Nun muss der Rat der Mitgliedsländer und das Parlament dem Kompromiss endgültig zustimmen, was jedoch sehr wahrscheinlich ist. Wenn das passiert ist, wird der entscheidende Test die Umsetzung und die Kontrolle der Transparenzregeln sein. Die Mitgliedsländer haben verhindert, dass die Kontrollen direkt von der Kommission durchgeführt werden. Hier ist aber noch vieles offen, da für die Durchführung der Kontrollen die Kommission noch einen zusätzlichen Gesetzesentwurf vorlegen wird. Hier werden wir dranbleiben, damit diese Reform kein zahnloser Tiger wird.

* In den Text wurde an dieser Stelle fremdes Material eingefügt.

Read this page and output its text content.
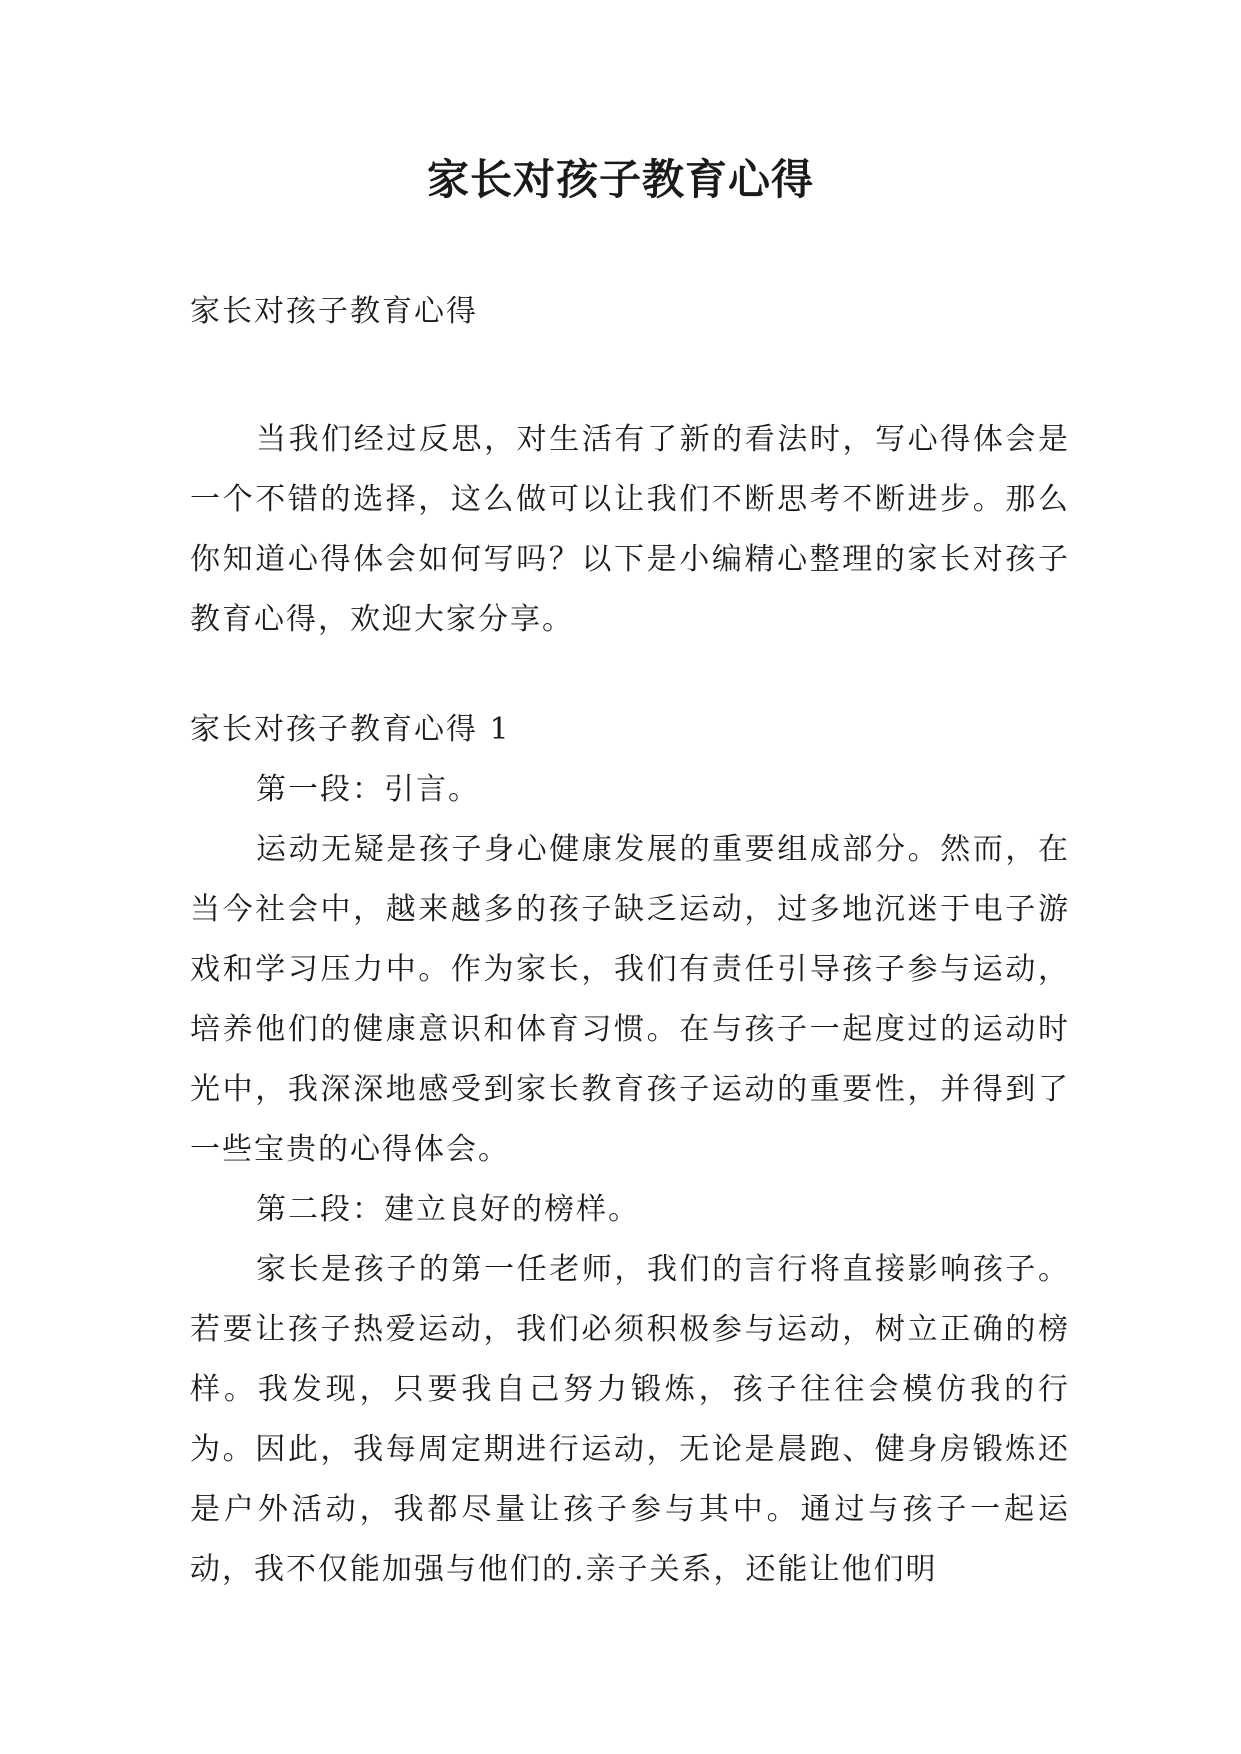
家长对孩子教育心得

家长对孩子教育心得

当我们经过反思，对生活有了新的看法时，写心得体会是一个不错的选择，这么做可以让我们不断思考不断进步。那么你知道心得体会如何写吗？以下是小编精心整理的家长对孩子教育心得，欢迎大家分享。

家长对孩子教育心得 1

第一段：引言。

运动无疑是孩子身心健康发展的重要组成部分。然而，在当今社会中，越来越多的孩子缺乏运动，过多地沉迷于电子游戏和学习压力中。作为家长，我们有责任引导孩子参与运动，培养他们的健康意识和体育习惯。在与孩子一起度过的运动时光中，我深深地感受到家长教育孩子运动的重要性，并得到了一些宝贵的心得体会。

第二段：建立良好的榜样。

家长是孩子的第一任老师，我们的言行将直接影响孩子。若要让孩子热爱运动，我们必须积极参与运动，树立正确的榜样。我发现，只要我自己努力锻炼，孩子往往会模仿我的行为。因此，我每周定期进行运动，无论是晨跑、健身房锻炼还是户外活动，我都尽量让孩子参与其中。通过与孩子一起运动，我不仅能加强与他们的.亲子关系，还能让他们明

Der erzielte Kompromiss, der viele Grüne Forderungen aus dem Europaparlament enthält, ist ein Meilenstein in der Reform eines Bereich der EU, der für jede und jeden tagtäglich sichtbar ist und der viele Menschen beschäftigt. Ein transparentes Zulassungsverfahren wird das Vertrauen der Bürgerinnen und Bürger in die EU stärken und kann letztendlich dazu führen, dass durch eine bessere Risikobewertung der Schutz von Menschen und Umwelt in den Vordergrund rückt. Nach dem großen Erfolg für mehr Lobbytransparenz und einen legislativen Fußabdruck ist die Entscheidung für mehr Transparenz für die Zulassung für Pestizide und Co. ein weiterer großer Gewinn für die Bürgerinnen und Bürger in Europa. Die EU wird damit in einem zweiten Bereich weltweit Vorreiter in Sachen Transparenz und Öffentlichkeit, dank einer starken europäischen Zivilgesellschaft, die nicht eine Sekunde locker gelassen hat.